Altered Images: Bring Me Closer – UK – 12″ 
- Bring Me Closer [extended version]
- Surprise Me
1983 brought with it many changes as the New Wave/Post-Punk and even New Pop trends of 1981 began to mutate in an increasingly conservative pop marketplace. We had heard [and loved] the last Altered Images single, the dip into the Giorgio Moroder sound that was “Don’t Talk To Me About Love.” As produced by Mike Chapman, the record also crossed into Blondie “Heart Of Glass” territory and with the same producer at the helm. I remember being at either a Peaches Colonial Drive or Record City Colonial Drive when the “Bring Me Closer” single manifested.
We picked it up and were struck by the “New Look” sophisticated, 1983 model, glammed out Clare Grogan on the sleeve. We also noticed that production this time was not by Mike Chapman but by the stalwart Tony Visconti! Unusual given that their last album, “Pinky Blue” had been at the hands of Martin Rushent. Then a producer of “the moment” following his Human League triumphs. I wonder what the famed Bowie producer would bring to the table this time?

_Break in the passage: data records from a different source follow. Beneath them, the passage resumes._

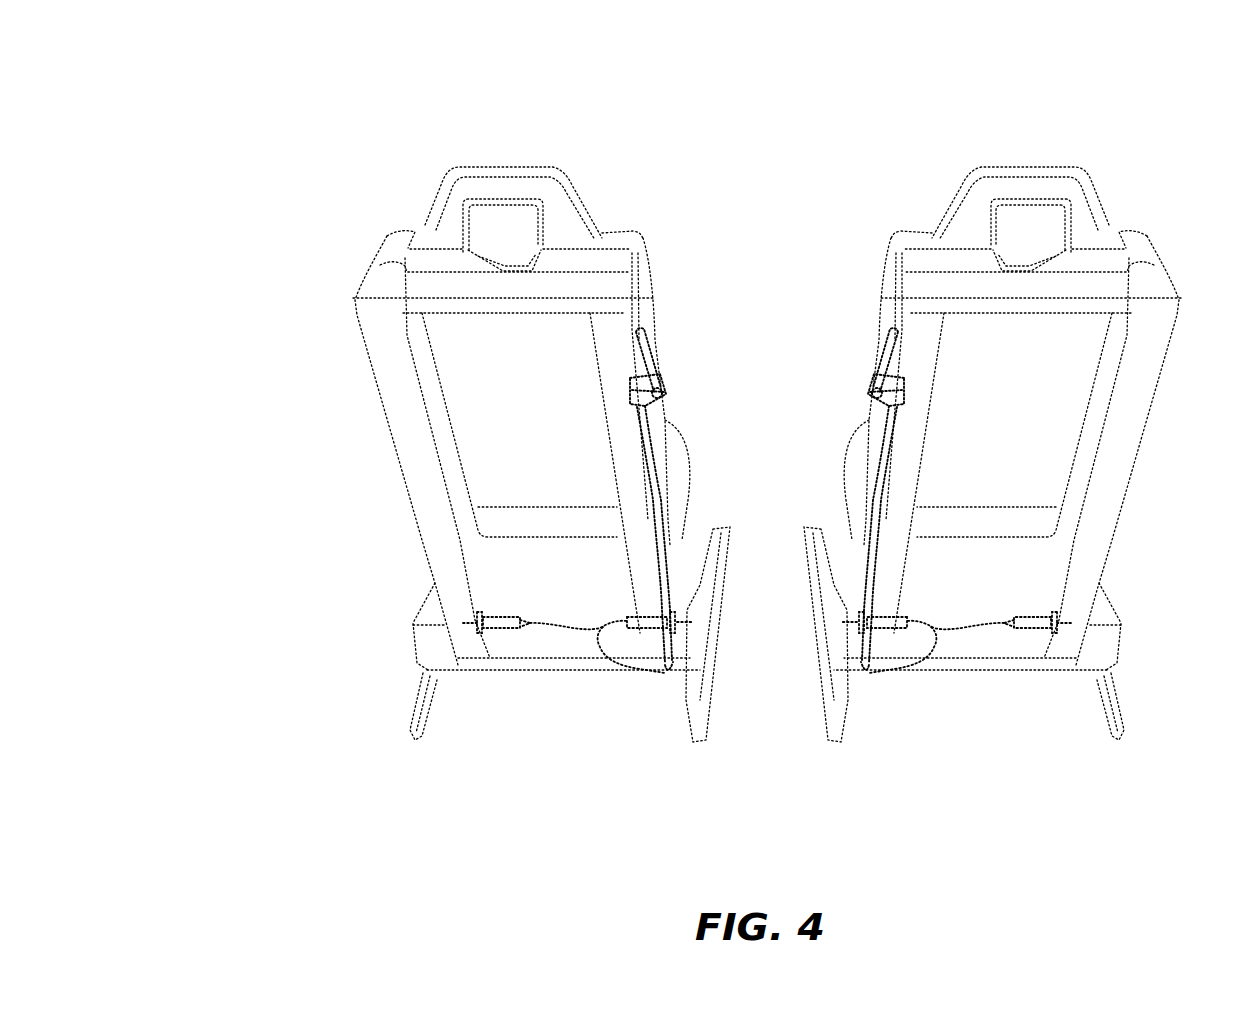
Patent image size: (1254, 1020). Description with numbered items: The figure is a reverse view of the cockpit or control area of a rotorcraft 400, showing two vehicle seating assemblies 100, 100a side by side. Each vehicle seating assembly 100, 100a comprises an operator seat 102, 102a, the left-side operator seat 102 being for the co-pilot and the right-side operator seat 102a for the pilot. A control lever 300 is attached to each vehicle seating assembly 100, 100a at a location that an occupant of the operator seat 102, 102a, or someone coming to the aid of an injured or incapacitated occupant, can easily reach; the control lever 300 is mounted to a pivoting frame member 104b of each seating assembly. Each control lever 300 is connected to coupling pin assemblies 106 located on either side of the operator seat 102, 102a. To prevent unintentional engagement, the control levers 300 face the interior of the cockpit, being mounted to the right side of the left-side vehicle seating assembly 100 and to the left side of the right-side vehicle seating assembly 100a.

The rotorcraft 400 is at (274, 104).
The vehicle seating assembly 100 is at (612, 167).
The vehicle seating assembly 100a is at (835, 167).
The operator seat 102 is at (434, 226).
The operator seat 102a is at (1088, 212).
The pivoting frame member 104b is at (412, 442).
The control lever 300 is at (660, 380).
The coupling pin assembly 106 is at (651, 635).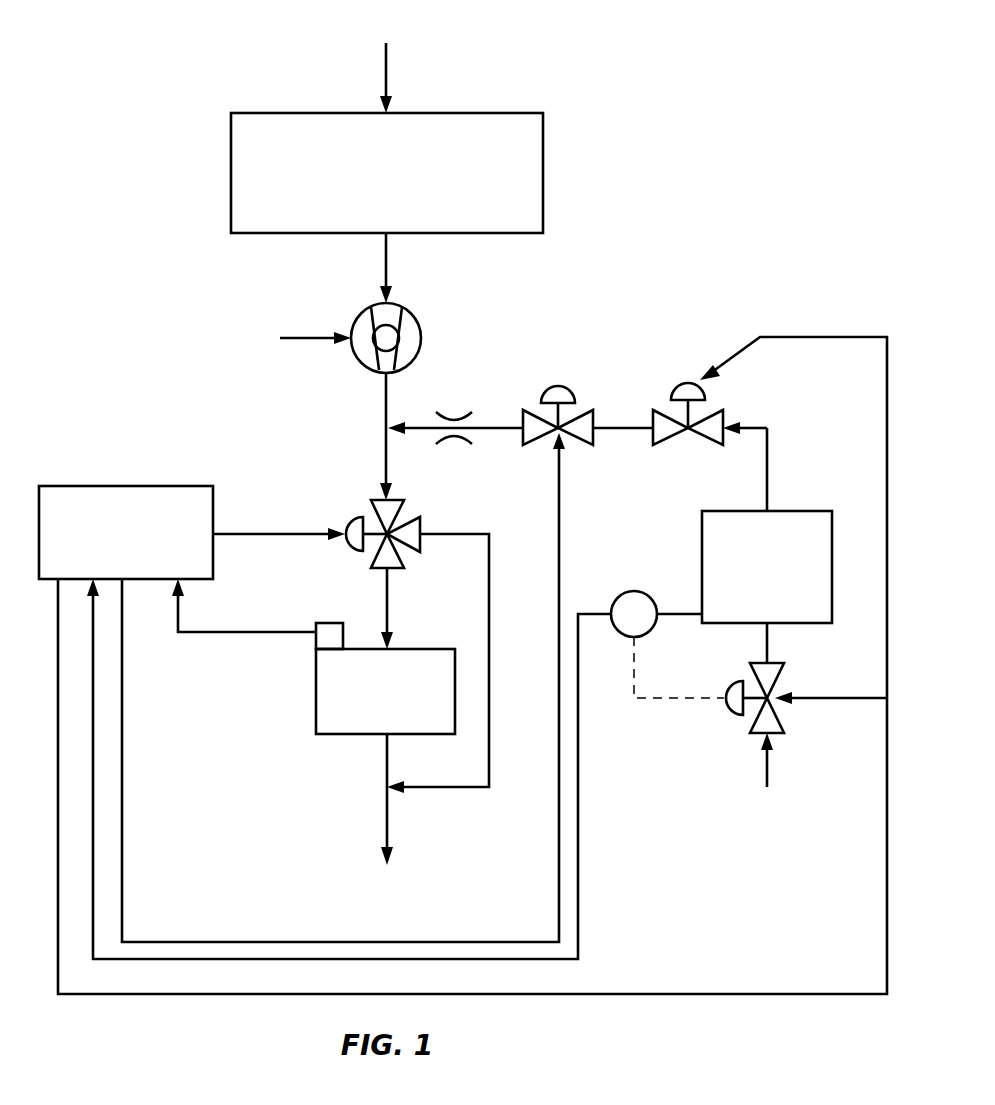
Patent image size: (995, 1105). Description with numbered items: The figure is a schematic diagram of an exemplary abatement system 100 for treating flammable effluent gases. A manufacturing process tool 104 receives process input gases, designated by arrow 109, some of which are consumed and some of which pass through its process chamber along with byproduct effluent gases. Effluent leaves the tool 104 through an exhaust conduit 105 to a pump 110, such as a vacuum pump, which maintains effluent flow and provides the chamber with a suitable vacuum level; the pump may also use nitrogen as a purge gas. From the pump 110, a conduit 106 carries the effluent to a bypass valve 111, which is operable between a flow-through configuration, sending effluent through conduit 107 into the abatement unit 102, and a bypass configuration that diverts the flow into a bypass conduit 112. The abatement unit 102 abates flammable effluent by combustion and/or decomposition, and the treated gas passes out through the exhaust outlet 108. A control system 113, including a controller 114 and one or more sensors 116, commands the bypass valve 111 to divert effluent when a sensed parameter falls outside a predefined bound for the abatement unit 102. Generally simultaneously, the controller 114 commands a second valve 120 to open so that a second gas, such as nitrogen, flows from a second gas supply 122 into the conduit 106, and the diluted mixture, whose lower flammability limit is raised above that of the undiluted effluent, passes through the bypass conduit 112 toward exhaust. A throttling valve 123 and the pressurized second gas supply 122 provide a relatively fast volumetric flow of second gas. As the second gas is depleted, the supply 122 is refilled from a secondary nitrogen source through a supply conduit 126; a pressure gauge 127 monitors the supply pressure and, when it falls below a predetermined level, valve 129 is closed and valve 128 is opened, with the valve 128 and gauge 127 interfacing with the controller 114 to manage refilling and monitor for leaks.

The abatement system 100 is at (650, 258).
The abatement unit 102 is at (316, 737).
The manufacturing process tool 104 is at (543, 180).
The exhaust conduit 105 is at (387, 258).
The exhaust conduit 106 is at (385, 394).
The exhaust conduit 107 is at (388, 615).
The exhaust outlet 108 is at (387, 822).
The process input gases 109 is at (386, 60).
The pump 110 is at (423, 343).
The bypass valve 111 is at (373, 497).
The bypass conduit 112 is at (455, 533).
The control system 113 is at (222, 437).
The controller 114 is at (143, 486).
The sensor 116 is at (331, 622).
The second valve 120 is at (560, 385).
The second gas supply 122 is at (702, 511).
The throttling valve 123 is at (455, 418).
The supply conduit 126 is at (768, 640).
The pressure gauge 127 is at (641, 591).
The valve 128 is at (768, 718).
The valve 129 is at (684, 385).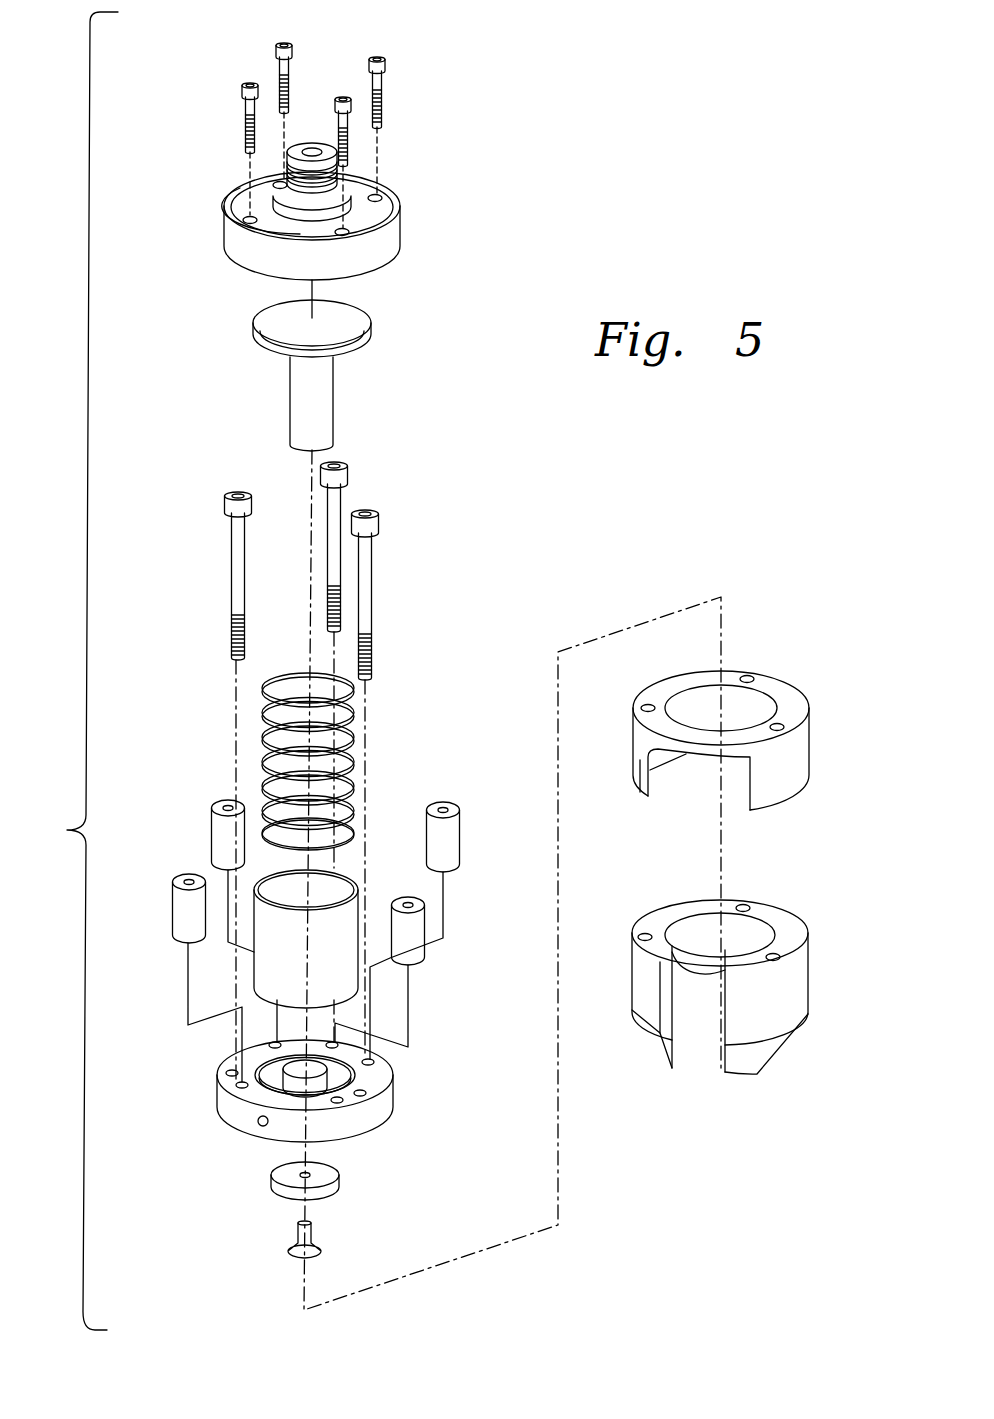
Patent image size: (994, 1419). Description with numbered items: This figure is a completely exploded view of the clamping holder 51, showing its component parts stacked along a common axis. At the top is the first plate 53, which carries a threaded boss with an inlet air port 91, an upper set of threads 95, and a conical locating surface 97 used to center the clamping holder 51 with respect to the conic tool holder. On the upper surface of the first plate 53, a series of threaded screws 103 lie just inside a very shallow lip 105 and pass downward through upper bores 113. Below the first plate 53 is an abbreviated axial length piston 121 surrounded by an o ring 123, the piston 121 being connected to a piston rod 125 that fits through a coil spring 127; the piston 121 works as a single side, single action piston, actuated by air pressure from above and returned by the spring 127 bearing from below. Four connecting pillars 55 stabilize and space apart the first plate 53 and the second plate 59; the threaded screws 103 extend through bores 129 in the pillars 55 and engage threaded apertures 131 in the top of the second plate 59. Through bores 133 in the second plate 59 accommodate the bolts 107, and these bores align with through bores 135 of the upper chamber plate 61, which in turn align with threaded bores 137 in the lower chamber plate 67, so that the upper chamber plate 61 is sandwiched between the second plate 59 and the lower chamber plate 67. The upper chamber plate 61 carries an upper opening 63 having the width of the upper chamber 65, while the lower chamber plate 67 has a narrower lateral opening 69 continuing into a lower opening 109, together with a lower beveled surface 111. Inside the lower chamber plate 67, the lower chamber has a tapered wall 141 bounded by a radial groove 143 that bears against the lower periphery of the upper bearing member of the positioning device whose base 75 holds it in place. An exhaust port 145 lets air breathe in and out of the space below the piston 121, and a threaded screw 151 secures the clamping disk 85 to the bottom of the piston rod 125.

The clamping holder 51 is at (75, 671).
The first plate 53 is at (390, 248).
The connecting pillars 55 is at (212, 822).
The second plate 59 is at (342, 1128).
The upper chamber plate 61 is at (736, 733).
The upper opening 63 is at (655, 778).
The upper chamber 65 is at (648, 762).
The lower chamber plate 67 is at (727, 977).
The lateral opening 69 is at (660, 1000).
The base 75 is at (272, 965).
The clamping disk 85 is at (330, 1190).
The inlet air port 91 is at (312, 148).
The upper set of threads 95 is at (243, 186).
The conical locating surface 97 is at (288, 192).
The threaded screws 103 is at (251, 83).
The shallow lip 105 is at (398, 203).
The bolt head 107 is at (236, 491).
The lower opening 109 is at (695, 1040).
The lower beveled surface 111 is at (780, 1044).
The upper bores 113 is at (244, 222).
The piston 121 is at (350, 310).
The o ring 123 is at (362, 347).
The piston rod 125 is at (334, 405).
The coil spring 127 is at (355, 722).
The bores 129 is at (228, 806).
The threaded apertures 131 is at (270, 1044).
The through bores 133 is at (227, 1072).
The through bores 135 is at (648, 704).
The threaded bores 137 is at (645, 933).
The tapered wall 141 is at (683, 935).
The radial groove 143 is at (748, 946).
The exhaust port 145 is at (261, 1125).
The threaded screw 151 is at (319, 1254).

The extended A-side was lush, string and conga-driven widescreen disco, ala Barry White’s Love Unlimited Orchestra! With wah-wah rhythm guitar for miles. Clare was singing but she was almost swamped by the high powered backing vocalists that I had a real problem with in the mix. Ms. Grogan’s was a…distinctive voice. Her high, chirpy vocals were a love/hate thing with the public, but enough loved the band to give them a run of top 20 hits in the UK. I felt here that Mr. Visconti was hedging his bets and not letting Grogan be Grogan.
The velvety production was nothing I would have expected from the group, but was not off putting in itself. It sounded like an army of steely-eyed, flat-bodied professionals doing that they did best on the additional keyboards, BVs, strings, and saxophone [Andy Hamilton of “Rio” fame!]. The 12″ mix had lots of dropouts where different aspects of the mix got the spotlight for a few bars. Rhythm guitar. Congas. The best aspect of the song to me were its lyrics. The refrain below was sung with a smooth, creamy phrasing.
“Something that you do to me fills me with unease” – Bring Me Closer
So much so, that the brain of this listener did a double take once it began processing the lyrical content of this whipped cream napoleon of a song. It was that ironic juxtaposition of happy music with contrary lyric that I had reacted to on their last album [see: “I Could Be Happy”] that had given me the frissons of pleasure that I would now look to this band for going forward. But the music here was neither happy, nor sad; merely lush, so that perhaps represented a variation on their theme.
The B-side was also produced by Visconti but “Surprise Me” was a real throwback to the ebullient sound of “Pinky Blue,” albeit produced by a very different hand at the boards. If anything, I liked his production better than Rushent’s. The latter tended to emphasize the sugar in the arrangement, and I felt that “Surprise Me” was more “nutritionally balanced” than the sound that Rushent had brought to the band.
So this single represented new branches in the Altered Images tree, for sure, but alas; it failed to click with the British public. “Don’t Talk To Me About Love” made # 7 [UK] but “Bring Me Closer” got as high as #29 [UK]. The next two singles continued the downward trajectory with “Change of Heart” barely hitting the Top 100 [#83 UK] and that was that! Altered Images were finished. I considered it a brutal and premature end for the band. Looking back it all seemed so cutthroat, but then again, it was the Thatcher era. I suppose the early 80s was the last time where a band could develop [even wildly] over the course of three, very different albums. In that respect, Altered Images were in good company with the likes of fellow New Pop band ABC who certainly matched Altered Images penchant for an admirably wide stylistic profile.